J'emprunterais ici deux très belles images de l'installation trouvées sur le site de Lunettes Rouges, éloquentes bien qu'elles ne remplacent pas l'expérience in situ, suivies d'une photographie d'époque. (J'espère qu'il me pardonnera cet emprunt, mon appareil photo vient de mourir.)









Courtesy Galerie Patricia Dorfmann, Paris


S'il n'est plus besoin de noter l'importance de Michel Journiac dans l'histoire de l'art et sa présence extraordinaire dans l'imaginaire des artistes de toutes les générations mais si l'on trouve souvent des "traces" de ses performances transformées en reliques, il faut saluer l'engagement de la galeriste et la salutaire réactivation proposée par le commissaire. Une nouvelle performance est prévue samedi de 17h à 20h. Je ne saurais que trop vous recommander d'y aller.

Quant aux œuvres réunies pour l'occasion autour de "l'esthétique contemporaine du nu", l'on aurait envie d'en ajouter des centaines d'autres tant le sujet est vaste. Parmi celles présentées ici, les aquarelles de Rebecca Bournigault, que l'on avait coutume de retrouver, toujours avec joie, chez Frédéric Giroux, empruntent aux images pornographiques trouvées sur le web (sur U-Porn plus précisément) pour les isoler et leur donner un côté presque attachant, sensible, poétique.




Courtesy Galerie Patricia Dorfmann, Paris


On peut voir aussi un très grand format du couple Ida Tursic & Wilfried Mille… et une intéressante série de photographies de France Fiction, extraites spécialement pour l'occasion d'un film pornographique réalisé en 2009 pour le magazine Union, leader des magazines français « pour adultes ». Si le sujet est très commun, c'est l'esthétique froide, minimaliste, jouant de l'asymétrie et du déplacement qui retient l'attention.



Courtesy Galerie Patricia Dorfmann, Paris



Courtesy Galerie Patricia Dorfmann, Paris


"PIEGE POUR UN VOYEUR"
Michel Journiac - Rebecca Bournigault - Ida Tursic & Wilfried Mille - France Fiction
Commissaire : Jonathan Chauveau
Jusqu'au 24 septembre
PERFORMANCE LE SAMEDI 17 SEPTEMBRE 2011 DE 17H A 20H

GALERIE PATRICIA DORFMANN
61 rue de la verrerie
mardi - samedi 14h - 19h
http://www.patriciadorfmann.com/






Il me tenait à coeur également de vous présenter une exposition en forme de duel : HOT COLD imaginée par Christophe Le Gac à la galerie Olivier Robert, rue des Haudriettes. La proposition est (très) osée mais finement conçue et assez jubilatoire.
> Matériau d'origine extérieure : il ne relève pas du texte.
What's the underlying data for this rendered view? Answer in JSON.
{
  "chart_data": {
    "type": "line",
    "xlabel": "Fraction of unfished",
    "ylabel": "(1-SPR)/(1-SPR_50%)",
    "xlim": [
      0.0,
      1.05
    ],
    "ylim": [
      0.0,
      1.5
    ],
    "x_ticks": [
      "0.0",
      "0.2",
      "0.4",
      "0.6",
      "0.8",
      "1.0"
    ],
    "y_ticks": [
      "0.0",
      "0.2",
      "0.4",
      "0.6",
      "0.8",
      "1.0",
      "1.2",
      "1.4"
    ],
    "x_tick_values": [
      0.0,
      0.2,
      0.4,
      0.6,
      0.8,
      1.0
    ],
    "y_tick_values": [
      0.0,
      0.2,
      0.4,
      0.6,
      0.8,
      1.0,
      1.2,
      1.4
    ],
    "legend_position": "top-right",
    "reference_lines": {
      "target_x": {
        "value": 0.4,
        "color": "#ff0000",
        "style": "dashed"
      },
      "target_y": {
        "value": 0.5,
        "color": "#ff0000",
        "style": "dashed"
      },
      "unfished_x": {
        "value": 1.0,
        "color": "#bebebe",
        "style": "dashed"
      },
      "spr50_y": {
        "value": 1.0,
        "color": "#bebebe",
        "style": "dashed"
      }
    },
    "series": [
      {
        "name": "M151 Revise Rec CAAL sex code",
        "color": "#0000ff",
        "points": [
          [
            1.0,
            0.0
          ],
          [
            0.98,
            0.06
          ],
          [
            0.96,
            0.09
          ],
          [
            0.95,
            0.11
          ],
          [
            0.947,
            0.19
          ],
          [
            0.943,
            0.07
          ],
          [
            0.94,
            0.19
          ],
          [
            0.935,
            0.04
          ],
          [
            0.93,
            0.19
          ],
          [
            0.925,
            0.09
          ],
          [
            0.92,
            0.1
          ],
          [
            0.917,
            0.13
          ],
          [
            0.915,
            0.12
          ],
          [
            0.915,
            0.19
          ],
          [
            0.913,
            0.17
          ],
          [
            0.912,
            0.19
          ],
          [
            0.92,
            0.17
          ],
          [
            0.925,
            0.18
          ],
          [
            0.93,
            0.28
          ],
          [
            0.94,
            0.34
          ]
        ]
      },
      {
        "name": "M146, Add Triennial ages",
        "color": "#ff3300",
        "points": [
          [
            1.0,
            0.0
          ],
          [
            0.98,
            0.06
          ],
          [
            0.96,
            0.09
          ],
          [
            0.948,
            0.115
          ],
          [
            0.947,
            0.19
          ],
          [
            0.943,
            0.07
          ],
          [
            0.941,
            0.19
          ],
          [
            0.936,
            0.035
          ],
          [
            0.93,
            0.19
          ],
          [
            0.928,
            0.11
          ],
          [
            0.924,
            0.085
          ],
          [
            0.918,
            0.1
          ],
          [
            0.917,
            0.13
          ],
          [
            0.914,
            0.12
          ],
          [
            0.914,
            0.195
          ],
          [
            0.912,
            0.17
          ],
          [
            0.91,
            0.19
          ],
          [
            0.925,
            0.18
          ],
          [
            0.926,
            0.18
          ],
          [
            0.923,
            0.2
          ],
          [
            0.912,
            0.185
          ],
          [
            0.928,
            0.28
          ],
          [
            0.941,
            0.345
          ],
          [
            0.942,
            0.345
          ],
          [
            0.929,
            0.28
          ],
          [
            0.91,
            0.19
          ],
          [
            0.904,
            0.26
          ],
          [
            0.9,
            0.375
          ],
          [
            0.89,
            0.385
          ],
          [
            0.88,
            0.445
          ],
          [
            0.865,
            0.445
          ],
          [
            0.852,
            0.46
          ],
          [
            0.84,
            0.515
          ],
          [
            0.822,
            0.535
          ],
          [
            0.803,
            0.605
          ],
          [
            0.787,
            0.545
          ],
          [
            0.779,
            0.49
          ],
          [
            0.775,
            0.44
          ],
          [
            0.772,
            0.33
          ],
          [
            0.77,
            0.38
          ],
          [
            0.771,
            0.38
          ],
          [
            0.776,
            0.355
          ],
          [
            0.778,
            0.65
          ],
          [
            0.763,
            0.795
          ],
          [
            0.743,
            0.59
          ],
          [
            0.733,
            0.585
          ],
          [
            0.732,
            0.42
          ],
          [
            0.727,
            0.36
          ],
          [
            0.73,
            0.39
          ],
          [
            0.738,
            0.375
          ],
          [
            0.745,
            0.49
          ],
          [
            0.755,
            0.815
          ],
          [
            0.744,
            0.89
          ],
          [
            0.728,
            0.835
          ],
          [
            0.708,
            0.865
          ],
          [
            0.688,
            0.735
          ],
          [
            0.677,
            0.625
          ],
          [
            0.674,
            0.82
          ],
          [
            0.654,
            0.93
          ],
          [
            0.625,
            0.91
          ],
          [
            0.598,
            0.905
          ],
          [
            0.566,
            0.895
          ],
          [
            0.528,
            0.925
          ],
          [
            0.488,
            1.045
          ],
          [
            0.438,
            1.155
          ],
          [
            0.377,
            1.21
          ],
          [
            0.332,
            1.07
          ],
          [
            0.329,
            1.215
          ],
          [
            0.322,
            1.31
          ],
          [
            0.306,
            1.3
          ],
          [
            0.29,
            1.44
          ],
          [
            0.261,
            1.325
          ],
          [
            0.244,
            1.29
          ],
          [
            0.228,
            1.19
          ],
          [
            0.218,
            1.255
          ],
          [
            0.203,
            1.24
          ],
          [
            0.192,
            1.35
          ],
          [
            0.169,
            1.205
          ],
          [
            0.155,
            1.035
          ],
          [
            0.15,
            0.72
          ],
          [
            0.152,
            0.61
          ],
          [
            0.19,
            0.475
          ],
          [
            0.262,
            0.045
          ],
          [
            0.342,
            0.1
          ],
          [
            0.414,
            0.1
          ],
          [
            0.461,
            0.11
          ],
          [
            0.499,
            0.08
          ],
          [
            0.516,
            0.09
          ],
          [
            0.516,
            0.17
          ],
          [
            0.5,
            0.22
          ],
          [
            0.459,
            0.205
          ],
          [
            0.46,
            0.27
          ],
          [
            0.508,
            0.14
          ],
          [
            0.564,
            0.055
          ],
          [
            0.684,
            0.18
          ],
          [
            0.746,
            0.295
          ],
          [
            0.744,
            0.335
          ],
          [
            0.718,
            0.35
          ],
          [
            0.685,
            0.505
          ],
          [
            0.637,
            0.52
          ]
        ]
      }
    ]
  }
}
HOT COLD fait dialoguer les peintures de Régine Kolle, proche de l'expressionnisme allemand mais aussi de la bande-dessinée, très colorée, avec les "images-sculptures" de Pierre Besson, sortes d'images mentales hybrides qui se traduisent principalement par des photographies et des sculptures. Tout les oppose : chaud/froid, expressivité/atonie, couleur/tons neutres, etc. Pourtant ils répondent tous deux à cette même interrogation, posée par le commissaire, que j'essaie de vous résumer ainsi :  qu'en est-il de la place de l’humain dans ce contexte de totale dématérialisation qui nous sert de monde aujourd'hui ? Economie immatérielle, prothèses numériques, monde virtuel omniprésent.

L’opposition du titre de l’exposition évoque deux approches plastiques différentes pour une hypothèse commune : comment traiter le rapport homme/machine ? Vaste programme! Réponse intéressante que de faire s'opposer et se compléter deux artistes a priori très différents. C'est cette opposition qui frappe, qui donne à penser et qui révèle à la fois les œuvres.
Le duel se joue aussi dans l'espace avec d'abord les huiles de Regine Kolle, dont je ne suis esthétiquement pas très proche, mais qui attirent par leur sujet : personnages qui semblent tout droit venir de jeux vidéos, ou de ceux qui les utilisent (les geeks). "L’ensemble exprime une société - la nôtre - littéralement plongée dans l’univers binaire du numérique. L’humain tente d’y trouver sa place, entre déconstruction reconstruction, par fragments, comme la facture de la majorité des tableaux de l’artiste. L’emploi de couleurs « chaudes » accentue ce sentiment : comment mettre de la vie dans un monde de plus en plus technoïde ?".











Ensuite, les sculptures et photographies de Pierre Besson, fan de science-fiction et de musique (rock progressif, ambiant, musique expérimentale…), les fameuses "images-sculptures" qui constituent un paysage mental hybride et, en un sens, apocalyptique (mais d'une apocalypse soudainement retombée) où subsistent les traces d'une humanité disparue "comme si une catastrophe venait de se dérouler et dans la grisaille froide d’un petit matin post-évènement, les humains auraient fui ou se seraient totalement désintégrés sous l’effet d’un gaz envoyé par une armée de robots."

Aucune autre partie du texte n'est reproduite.